While designing a data platform using Azure Synapse (or Azure Data Factory) it is quite common to want to use variables and/or parameters to control various aspects of your code execution. One common example of this is parameterizing your pipelines for environment configuration control, that is to distinguish between Dev, Test, Prod.
There are many articles already about how to parameterize an Azure Notebook, so I won't rehash that in detail. Here is my favourite for reference:
- https://docs.microsoft.com/en-US/Azure/synapse-analytics/synapse-notebook-activity?tabs=classical#passing-parameters
- https://microsoft-bitools.blogspot.com/2021/11/synapse-pipeline-pass-parameter-to.html
What isn't well documented is the Notebook default language will be the language context that the parameter is set in. Regardless of if you use a language magic command in your Parameterized Cell.
It makes sense if you stop and think about it. It can catch you out though if your Notebooks require multiple languages to complete their tasks.
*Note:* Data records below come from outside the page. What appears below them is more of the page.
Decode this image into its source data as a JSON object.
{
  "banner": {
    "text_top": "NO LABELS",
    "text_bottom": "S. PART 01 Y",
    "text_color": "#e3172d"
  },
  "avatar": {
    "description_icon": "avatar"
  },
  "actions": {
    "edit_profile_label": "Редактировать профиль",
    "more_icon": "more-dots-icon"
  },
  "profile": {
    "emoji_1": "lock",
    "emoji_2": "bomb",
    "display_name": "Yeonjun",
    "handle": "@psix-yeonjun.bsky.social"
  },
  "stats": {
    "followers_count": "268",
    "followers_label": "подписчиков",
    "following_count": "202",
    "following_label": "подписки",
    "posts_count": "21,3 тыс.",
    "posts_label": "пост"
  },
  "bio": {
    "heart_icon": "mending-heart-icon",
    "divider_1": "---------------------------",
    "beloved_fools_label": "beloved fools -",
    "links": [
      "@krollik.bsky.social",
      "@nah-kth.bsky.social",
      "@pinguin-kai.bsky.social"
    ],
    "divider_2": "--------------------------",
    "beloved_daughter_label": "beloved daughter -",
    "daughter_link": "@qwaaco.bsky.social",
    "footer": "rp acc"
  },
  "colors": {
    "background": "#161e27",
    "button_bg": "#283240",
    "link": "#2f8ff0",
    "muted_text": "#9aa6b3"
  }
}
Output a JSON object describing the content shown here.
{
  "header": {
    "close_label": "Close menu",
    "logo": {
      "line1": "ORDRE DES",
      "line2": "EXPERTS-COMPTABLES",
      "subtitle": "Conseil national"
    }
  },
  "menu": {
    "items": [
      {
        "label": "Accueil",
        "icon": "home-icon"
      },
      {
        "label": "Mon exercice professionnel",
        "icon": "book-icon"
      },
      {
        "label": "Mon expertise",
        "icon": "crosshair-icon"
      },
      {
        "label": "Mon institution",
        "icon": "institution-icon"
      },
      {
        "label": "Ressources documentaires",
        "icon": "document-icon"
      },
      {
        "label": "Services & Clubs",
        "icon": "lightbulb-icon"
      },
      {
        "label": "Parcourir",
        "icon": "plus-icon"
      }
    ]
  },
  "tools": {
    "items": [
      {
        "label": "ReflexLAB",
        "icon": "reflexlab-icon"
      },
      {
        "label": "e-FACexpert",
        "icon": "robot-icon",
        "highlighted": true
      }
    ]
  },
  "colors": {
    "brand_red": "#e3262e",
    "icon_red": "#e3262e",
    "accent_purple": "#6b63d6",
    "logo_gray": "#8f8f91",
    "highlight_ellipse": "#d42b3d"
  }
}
For example, let's assume this scenario.
Scenario: To interact with ADLS and other sources you use PySpark, but for creating data views etc you prefer Spark SQL due to language familiarity (TSQL), code formating, and maybe code migration. Due to the bulk of your code cells being Spark SQL that is the language you have set the Notebook to, therefore your PySpark cells use the %%pyspark magic command.
My pipeline has a parameter
The Notebook activity is passing that parameter through via dynamic values
The notebook is set to Spark SQL as the default language
The following screenshots have used the pipeline execution and notebook snapshot to trace the output/state of each step and highlight what is happening:
We can see the Parameterized Cell defined in PySpark code and then the Runtime Parameter being passed in and set in Spark SQL
Using some simple output commands in those respective languages we trace the current values.That's not necessarily a problem, except if we need to reference the Parameter value from PySpark (or another language). We can recast the value from Spark SQL to PySpark with some simple code.
Now we can see the Print function in our PySpark code return the correct value from the Parameter.
This behavior also applies to any variables you define within a specific language via the magic command.
Obviously, the right outcome here is to really think about what your Notebook's default language will be set to based on the requirements and behaviors. As I stated above though there are times you may need to use multiple languages and pass variable/parameter values between languages to achieve some functionality.